Tuesday, April 10, 2012


Elizabeth Warren is the very liberal Democrat challenging incumbent Republican Scott Brown for the Massachusettes' senate seat this fall. Not surprisngly, the left-wing magazine The Nation is enthusiastic about her candidacy. Hence, from time to time, puff pieces like this one by E. J. Graff appear in its pages.

What interested me about the article was its first three paragraphs and a common tendency among many liberals it reveals:
It was a grim, sleety day in Chicopee, a gritty postindustrial town in western Massachusetts, where paint flakes off worn-out bridges and boarded-up factories. At a community relations luncheon, kind security guards were opening back doors and holding out umbrellas for the few willing to brave the freezing slush. This was not a campaign stop, we reporters were told decisively by Alice Buckner, the business and community liaison at the nonpartisan, federally funded Westover Job Corps Center.
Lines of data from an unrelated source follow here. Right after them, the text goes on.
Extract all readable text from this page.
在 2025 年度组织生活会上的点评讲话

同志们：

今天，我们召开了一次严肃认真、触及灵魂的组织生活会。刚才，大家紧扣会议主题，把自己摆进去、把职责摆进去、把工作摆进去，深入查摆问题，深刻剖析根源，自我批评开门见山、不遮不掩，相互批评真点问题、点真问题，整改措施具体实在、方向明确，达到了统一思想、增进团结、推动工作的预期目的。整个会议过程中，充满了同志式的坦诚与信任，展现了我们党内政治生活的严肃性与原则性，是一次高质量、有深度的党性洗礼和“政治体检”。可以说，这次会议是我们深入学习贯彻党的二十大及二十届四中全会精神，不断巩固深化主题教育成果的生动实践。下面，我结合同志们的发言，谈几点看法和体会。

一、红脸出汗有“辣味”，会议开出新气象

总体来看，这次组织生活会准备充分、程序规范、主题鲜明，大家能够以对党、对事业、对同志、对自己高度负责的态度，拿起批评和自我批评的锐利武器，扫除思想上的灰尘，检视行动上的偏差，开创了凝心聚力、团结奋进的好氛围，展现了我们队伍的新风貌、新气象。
If Elizabeth Warren showed up, she would be visiting with students, not campaigning.
Around us, upbeat young Jobs Corps enrollees—ages 16 to 24, brown and black and white, skinny and fat, tattooed and pierced and dyed—were setting up the room and the banquet table. Among our handouts were heartbreaking student essays about choosing jobs over drugs; gastric bypass surgery over helplessness; and overcoming bullying by practicing the new skills of energy, enthusiasm and hard work.
Chicopee’s mayor, Michael Bissonnette, took the podium to tell the students that he had grown up in the projects, and he knew their biggest problem—themselves. They had to look themselves in the mirror each day and say, “I can do it.” Then he introduced his “good friend” Elizabeth Warren, who was running for US Senate and who had something to say about all this.
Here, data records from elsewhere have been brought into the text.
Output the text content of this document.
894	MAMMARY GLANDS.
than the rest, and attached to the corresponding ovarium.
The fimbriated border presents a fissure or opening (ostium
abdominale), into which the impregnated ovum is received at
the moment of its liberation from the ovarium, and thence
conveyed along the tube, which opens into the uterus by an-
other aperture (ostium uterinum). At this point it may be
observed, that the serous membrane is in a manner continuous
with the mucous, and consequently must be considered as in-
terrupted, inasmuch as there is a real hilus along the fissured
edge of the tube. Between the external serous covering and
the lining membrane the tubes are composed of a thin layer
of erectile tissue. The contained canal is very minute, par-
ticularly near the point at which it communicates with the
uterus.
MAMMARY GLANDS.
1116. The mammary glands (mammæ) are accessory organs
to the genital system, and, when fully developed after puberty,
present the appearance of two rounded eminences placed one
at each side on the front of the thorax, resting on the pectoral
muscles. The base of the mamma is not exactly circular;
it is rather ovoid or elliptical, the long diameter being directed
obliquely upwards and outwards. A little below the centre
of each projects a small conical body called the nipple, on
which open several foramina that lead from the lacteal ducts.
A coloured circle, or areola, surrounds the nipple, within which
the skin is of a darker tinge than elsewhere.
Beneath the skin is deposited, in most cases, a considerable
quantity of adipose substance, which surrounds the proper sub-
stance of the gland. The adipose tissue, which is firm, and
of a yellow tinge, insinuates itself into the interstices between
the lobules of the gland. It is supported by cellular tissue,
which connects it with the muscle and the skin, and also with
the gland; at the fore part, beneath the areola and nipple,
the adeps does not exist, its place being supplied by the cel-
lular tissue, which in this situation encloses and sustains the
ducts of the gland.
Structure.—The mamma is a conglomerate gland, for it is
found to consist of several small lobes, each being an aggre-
Since liberal Warren is the mayor's "good friend", I'm assuming he shares her ideology. If so, then how can he, and later she, tell these young people that their biggest problem is "themselves", that they should practice saying, "I can do it," when that message and plea is a decidedly conservative one.
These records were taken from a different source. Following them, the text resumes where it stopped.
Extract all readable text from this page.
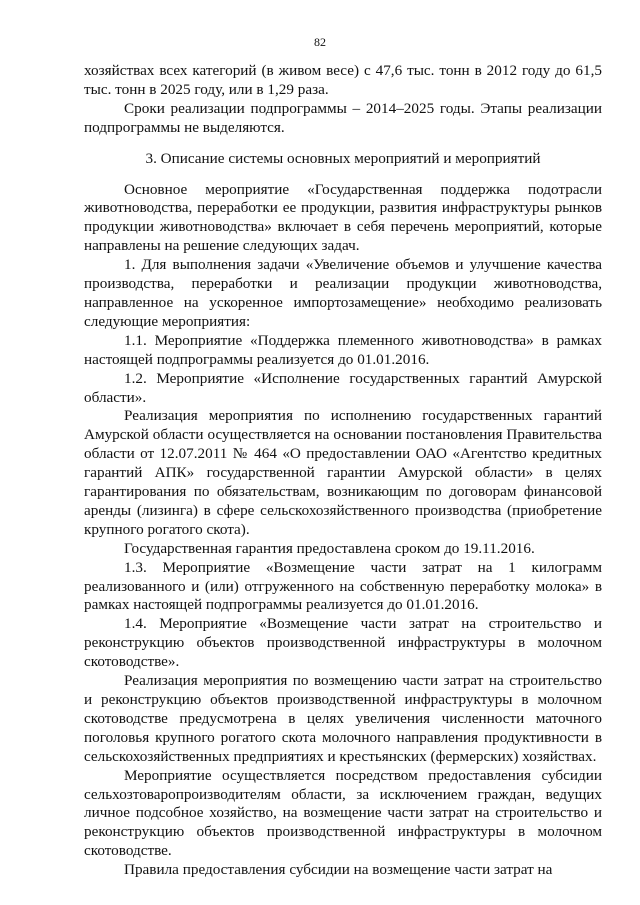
82

хозяйствах всех категорий (в живом весе) с 47,6 тыс. тонн в 2012 году до 61,5 тыс. тонн в 2025 году, или в 1,29 раза.

Сроки реализации подпрограммы – 2014–2025 годы. Этапы реализации подпрограммы не выделяются.

3. Описание системы основных мероприятий и мероприятий

Основное мероприятие «Государственная поддержка подотрасли животноводства, переработки ее продукции, развития инфраструктуры рынков продукции животноводства» включает в себя перечень мероприятий, которые направлены на решение следующих задач.

1. Для выполнения задачи «Увеличение объемов и улучшение качества производства, переработки и реализации продукции животноводства, направленное на ускоренное импортозамещение» необходимо реализовать следующие мероприятия:

1.1. Мероприятие «Поддержка племенного животноводства» в рамках настоящей подпрограммы реализуется до 01.01.2016.

1.2. Мероприятие «Исполнение государственных гарантий Амурской области».

Реализация мероприятия по исполнению государственных гарантий Амурской области осуществляется на основании постановления Правительства области от 12.07.2011 № 464 «О предоставлении ОАО «Агентство кредитных гарантий АПК» государственной гарантии Амурской области» в целях гарантирования по обязательствам, возникающим по договорам финансовой аренды (лизинга) в сфере сельскохозяйственного производства (приобретение крупного рогатого скота).

Государственная гарантия предоставлена сроком до 19.11.2016.

1.3. Мероприятие «Возмещение части затрат на 1 килограмм реализованного и (или) отгруженного на собственную переработку молока» в рамках настоящей подпрограммы реализуется до 01.01.2016.

1.4. Мероприятие «Возмещение части затрат на строительство и реконструкцию объектов производственной инфраструктуры в молочном скотоводстве».

Реализация мероприятия по возмещению части затрат на строительство и реконструкцию объектов производственной инфраструктуры в молочном скотоводстве предусмотрена в целях увеличения численности маточного поголовья крупного рогатого скота молочного направления продуктивности в сельскохозяйственных предприятиях и крестьянских (фермерских) хозяйствах.

Мероприятие осуществляется посредством предоставления субсидии сельхозтоваропроизводителям области, за исключением граждан, ведущих личное подсобное хозяйство, на возмещение части затрат на строительство и реконструкцию объектов производственной инфраструктуры в молочном скотоводстве.

Правила предоставления субсидии на возмещение части затрат на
A liberal message, by contrast, would tell them that their biggest problem is not "themselves", that in fact their plight is not their fault at all, but rather it's the fault of the "machine", the Man, the 1%, Big Business, Big Oil, Big (you fill in the blank), white people, vested interests, the legacy of racism or sexism or homophobia, etc., etc., etc., anything and everything but themselves.

Even liberals know in their heart of hearts that liberal-ism is not the answer.